Inhalt

coronakrise
Claus Peter Kosfeld
Noch keine Entwarnung

Bundestag verlängert erneut die Feststellung der epidemischen Lage von nationaler Tragweite

Trotz der inzwischen niedrigen Infektionszahlen und der fortgeschrittenen Impfkampagne hat der Bundestag die Feststellung der epidemischen Lage von nationaler Tragweite nochmals um drei Monate verlängert. Für den Antrag (19/30398) der Koalitionsfraktionen stimmten am Freitag in namentlicher Abstimmung 375 Abgeordnete, 218 votierten mit Nein, sechs enthielten sich der Stimme.

Erstmals hatte der Bundestag am 25. März 2020 die epidemische Lage von nationaler Tragweite festgestellt, die dem Bund besondere Befugnisse nach dem Infektionsschutzgesetz (IfSG) gibt, etwa zum Erlass von Rechtsverordnungen und Anordnungen. Die Feststellung der epidemische Lage wurde sodann am 18. November 2020 sowie am 4. März 2021 verlängert.

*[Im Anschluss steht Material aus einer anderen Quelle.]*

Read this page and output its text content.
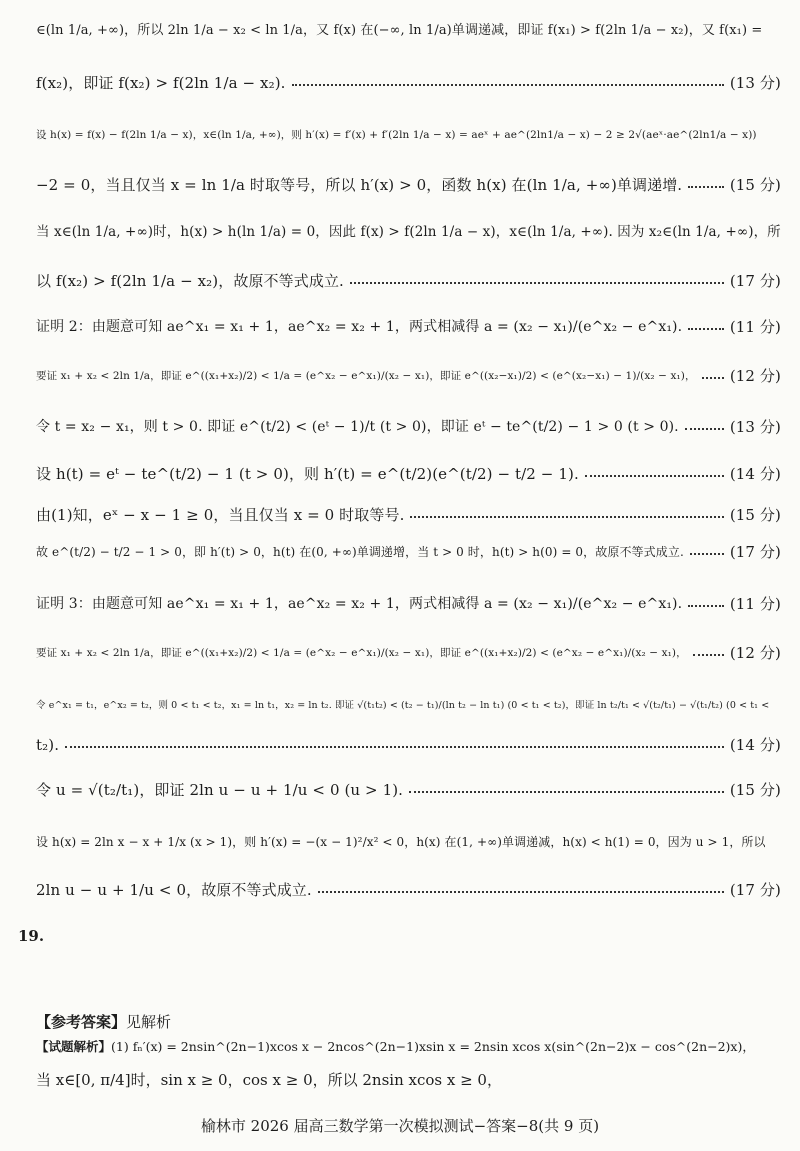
∈(ln 1/a, +∞)，所以 2ln 1/a − x₂ < ln 1/a，又 f(x) 在(−∞, ln 1/a)单调递减，即证 f(x₁) > f(2ln 1/a − x₂)，又 f(x₁) =
f(x₂)，即证 f(x₂) > f(2ln 1/a − x₂).	(13 分)
设 h(x) = f(x) − f(2ln 1/a − x)，x∈(ln 1/a, +∞)，则 h′(x) = f′(x) + f′(2ln 1/a − x) = aeˣ + ae^(2ln1/a − x) − 2 ≥ 2√(aeˣ·ae^(2ln1/a − x))
−2 = 0，当且仅当 x = ln 1/a 时取等号，所以 h′(x) > 0，函数 h(x) 在(ln 1/a, +∞)单调递增.	(15 分)
当 x∈(ln 1/a, +∞)时，h(x) > h(ln 1/a) = 0，因此 f(x) > f(2ln 1/a − x)，x∈(ln 1/a, +∞). 因为 x₂∈(ln 1/a, +∞)，所
以 f(x₂) > f(2ln 1/a − x₂)，故原不等式成立.	(17 分)
证明 2：由题意可知 ae^x₁ = x₁ + 1，ae^x₂ = x₂ + 1，两式相减得 a = (x₂ − x₁)/(e^x₂ − e^x₁).	(11 分)
要证 x₁ + x₂ < 2ln 1/a，即证 e^((x₁+x₂)/2) < 1/a = (e^x₂ − e^x₁)/(x₂ − x₁)，即证 e^((x₂−x₁)/2) < (e^(x₂−x₁) − 1)/(x₂ − x₁)， (12 分)
令 t = x₂ − x₁，则 t > 0. 即证 e^(t/2) < (eᵗ − 1)/t (t > 0)，即证 eᵗ − te^(t/2) − 1 > 0 (t > 0).	(13 分)
设 h(t) = eᵗ − te^(t/2) − 1 (t > 0)，则 h′(t) = e^(t/2)(e^(t/2) − t/2 − 1).	(14 分)
由(1)知，eˣ − x − 1 ≥ 0，当且仅当 x = 0 时取等号.	(15 分)
故 e^(t/2) − t/2 − 1 > 0，即 h′(t) > 0，h(t) 在(0, +∞)单调递增，当 t > 0 时，h(t) > h(0) = 0，故原不等式成立.	(17 分)
证明 3：由题意可知 ae^x₁ = x₁ + 1，ae^x₂ = x₂ + 1，两式相减得 a = (x₂ − x₁)/(e^x₂ − e^x₁).	(11 分)
要证 x₁ + x₂ < 2ln 1/a，即证 e^((x₁+x₂)/2) < 1/a = (e^x₂ − e^x₁)/(x₂ − x₁)，即证 e^((x₁+x₂)/2) < (e^x₂ − e^x₁)/(x₂ − x₁)，	(12 分)
令 e^x₁ = t₁，e^x₂ = t₂，则 0 < t₁ < t₂，x₁ = ln t₁，x₂ = ln t₂. 即证 √(t₁t₂) < (t₂ − t₁)/(ln t₂ − ln t₁) (0 < t₁ < t₂)，即证 ln t₂/t₁ < √(t₂/t₁) − √(t₁/t₂) (0 < t₁ <
t₂).	(14 分)
令 u = √(t₂/t₁)，即证 2ln u − u + 1/u < 0 (u > 1).	(15 分)
设 h(x) = 2ln x − x + 1/x (x > 1)，则 h′(x) = −(x − 1)²/x² < 0，h(x) 在(1, +∞)单调递减，h(x) < h(1) = 0，因为 u > 1，所以
2ln u − u + 1/u < 0，故原不等式成立.	(17 分)
19.
【参考答案】见解析
【试题解析】(1) fₙ′(x) = 2nsin^(2n−1)xcos x − 2ncos^(2n−1)xsin x = 2nsin xcos x(sin^(2n−2)x − cos^(2n−2)x)，
当 x∈[0, π/4]时，sin x ≥ 0，cos x ≥ 0，所以 2nsin xcos x ≥ 0，
榆林市 2026 届高三数学第一次模拟测试−答案−8(共 9 页)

Die Weltgesundheitsorganisation (WHO) habe im Mai deutlich gemacht, dass die erreichten Fortschritte fragil seien, heißt es in der Begründung für den Antrag. Die pandemische Lage werde verschärft durch das Auftreten neuer Virusvarianten. Denkbar sei, dass künftige Varianten eine verringerte Sensitivität gegenüber den Impfstoffen hätten, sogenannte Escape-Mutationen. Das Robert-Koch-Institut (RKI) schätze die Gefährdung für die Gesundheit der Bevölkerung weiter als hoch ein.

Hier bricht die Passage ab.